Conservatives still can learn from WFB’s example, starting with his pragmatism.
By Ramesh Ponnuru
http://www.nationalreview.com
February 27, 2009, 4:00 a.m.
William F. Buckley Jr. died a year ago today, and plenty of people would say that the conservative movement he founded died around the same time. A president allied to that movement has left office widely discredited. Republicans have had their worst two back-to-back elections since Buckley started National Review in 1955.
The financial crisis, meanwhile, has shaken what had previously been a formidable conservative self-confidence. The outgoing Republican president authorized massive federal intervention in response, and now Washington is earnestly debating temporary bank nationalization, which would have seemed like the cause of a left-wing fringe only three years ago.
When Buckley’s son, the novelist Christopher Buckley, endorsed Barack Obama in the presidential election, many saw it as a dramatic illustration of the conservative soul-searching that has marked the last year. Republican politicians are wondering whether it is any longer possible to appeal both to conservatives and to moderates, or whether conservatism has become an isolated subculture. Right-leaning thinkers are wondering where they went wrong, and whether the conservative movement even wants intellectuals on its side any more.
The situation of contemporary conservatives is both easier and harder than the one Buckley and his colleagues faced in the 1950s. It is easier because conservatives do not need to build from scratch a conservative infrastructure: Many of the institutions Buckley midwifed are still on the scene. It is harder because conservatism then had little history to overcome and no political fall from which to recover.
However different our own circumstances may be, today’s conservatives can nonetheless learn from Buckley’s career. Perseverance is not the least important of the lessons. In the editorial for the first issue of National Review, Buckley commented that “it seems altogether possible” that if the magazine did “not exist, no one would have invented it.” America was widely considered a conservative country at the time — but not a country hospitable to Buckley’s type of conservatism, unreconciled to the idea that history must continue to move along the direction of the New Deal. A popular Republican president, Dwight Eisenhower, had refrained from disturbing the New Deal consensus and had, indeed, built upon it.
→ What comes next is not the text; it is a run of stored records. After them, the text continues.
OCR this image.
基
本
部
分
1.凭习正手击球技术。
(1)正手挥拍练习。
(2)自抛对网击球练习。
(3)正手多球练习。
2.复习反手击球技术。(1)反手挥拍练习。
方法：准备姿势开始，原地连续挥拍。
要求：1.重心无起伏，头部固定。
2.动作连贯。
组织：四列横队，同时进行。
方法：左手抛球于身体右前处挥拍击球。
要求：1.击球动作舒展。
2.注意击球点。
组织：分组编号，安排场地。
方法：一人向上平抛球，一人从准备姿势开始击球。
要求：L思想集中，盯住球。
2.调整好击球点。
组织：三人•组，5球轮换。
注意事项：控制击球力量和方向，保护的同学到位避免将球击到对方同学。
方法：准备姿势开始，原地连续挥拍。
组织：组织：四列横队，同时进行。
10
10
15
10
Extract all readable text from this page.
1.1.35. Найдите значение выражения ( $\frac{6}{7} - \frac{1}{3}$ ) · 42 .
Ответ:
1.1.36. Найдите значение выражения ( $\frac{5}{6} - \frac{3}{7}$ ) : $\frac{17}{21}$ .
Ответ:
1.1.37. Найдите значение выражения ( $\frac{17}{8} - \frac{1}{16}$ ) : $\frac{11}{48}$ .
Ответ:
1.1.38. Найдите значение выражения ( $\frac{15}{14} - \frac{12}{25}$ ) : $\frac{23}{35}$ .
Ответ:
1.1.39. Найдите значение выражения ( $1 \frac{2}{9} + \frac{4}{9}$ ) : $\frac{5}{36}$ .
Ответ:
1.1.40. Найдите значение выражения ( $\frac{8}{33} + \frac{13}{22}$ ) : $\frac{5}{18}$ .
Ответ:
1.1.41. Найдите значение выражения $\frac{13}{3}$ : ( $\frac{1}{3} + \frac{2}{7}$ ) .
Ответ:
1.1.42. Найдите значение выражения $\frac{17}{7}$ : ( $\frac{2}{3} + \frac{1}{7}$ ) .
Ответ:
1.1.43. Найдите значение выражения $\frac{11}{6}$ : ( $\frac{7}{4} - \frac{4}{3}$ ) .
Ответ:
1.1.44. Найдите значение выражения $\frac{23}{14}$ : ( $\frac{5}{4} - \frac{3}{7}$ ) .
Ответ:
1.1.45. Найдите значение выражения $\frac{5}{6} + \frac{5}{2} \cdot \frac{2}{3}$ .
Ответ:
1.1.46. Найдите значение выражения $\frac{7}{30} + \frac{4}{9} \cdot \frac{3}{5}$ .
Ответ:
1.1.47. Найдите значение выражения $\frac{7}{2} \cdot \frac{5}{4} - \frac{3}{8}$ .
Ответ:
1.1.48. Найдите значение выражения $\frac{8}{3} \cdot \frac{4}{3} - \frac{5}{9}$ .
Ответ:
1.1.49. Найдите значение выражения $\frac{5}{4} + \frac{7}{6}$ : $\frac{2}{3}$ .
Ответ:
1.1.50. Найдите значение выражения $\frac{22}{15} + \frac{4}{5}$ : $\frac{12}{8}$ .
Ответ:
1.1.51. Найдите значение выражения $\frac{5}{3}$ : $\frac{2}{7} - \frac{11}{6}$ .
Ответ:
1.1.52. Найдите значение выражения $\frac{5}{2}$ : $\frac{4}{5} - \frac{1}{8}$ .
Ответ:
Moreover, the coalition Buckley assembled against this consensus seemed to be a ramshackle affair. It included anti-Communists (who were frequently ex-Communists), libertarians, traditionalists, and even the odd — very odd — monarchist. They disagreed with each other on everything from the existence of God to the necessity of government-run lighthouses. Conservatives and liberals said this coalition made no intellectual sense and could not possibly hang together politically, let alone succeed. But common interests, chiefly in resisting liberalism, kept Buckley’s movement in one piece.
The free-market Catholic Buckley collaborated with Sidney Hook, an atheist and socialist, on anti-Communist projects. The conservatives of today have smaller bridges to build. If Buckley could work with Hook, surely we can make the effort to reach out to environmentally conscious suburbanites and new Hispanic citizens.
In the 1970s, Buckley welcomed the neoconservatives to the fold. While we now associate neoconservatives with an aggressive foreign policy, at the time they were primarily thought of as supporters of the welfare state who criticized its excesses. Buckley made common cause with them, too. Liberalism had spectacularly discredited itself from the late 1960s through the 1970s, but Buckley understood that to overthrow it conservatives needed to present superior solutions to the challenges of the moment. The neocons, in part because they did not share Buckley’s principled aversion to big government, came up with attractive reforms to domestic policy.
Buckley was always a very practical ideologue. When he turned against the war on drugs, for example, he did so less because he believed in an individual right to use drugs than because he thought the war had failed. His pessimism about the occupation of Iraq developed along similar lines: He did not think it wrong in principle, but doubted it would advance national objectives.
There is a lesson here, too, for conservatives, who have been marked by a taste for theoretical debates. One of their favorite slogans, “Ideas have consequences,” predates Buckley’s fame. Buckley himself was sometimes criticized for never producing a book that elaborated the first principles of his political philosophy. Theoretical debates among conservatives and libertarians can be interesting, and Buckley participated in them with characteristic zest. But we conservatives could use a little bit more of Buckley’s practicality as well.
If there is to be a conservative comeback, it will not happen because conservatives have finally hashed out a view of the ideal size of the federal government. It will be because we have practical and attractive solutions to problems as quotidian as traffic jams and as weighty as Iranian nukes — because we have answers to the problems of the world that Buckley has left to us.
Through victory and defeat, finally, we should have fun. Conservatism begins with an appreciation of the world as it is, unreformed and fallen. For Buckley, skiing and playing the harpsichord were not distractions from conservatism.
— Ramesh Ponnuru is a senior editor of National Review. On Tuesday he will participate in a panel discussion, “On the Ropes: What William F. Buckley Jr. Can Teach Today’s Conservatives,” sponsored by the American Enterprise Institute.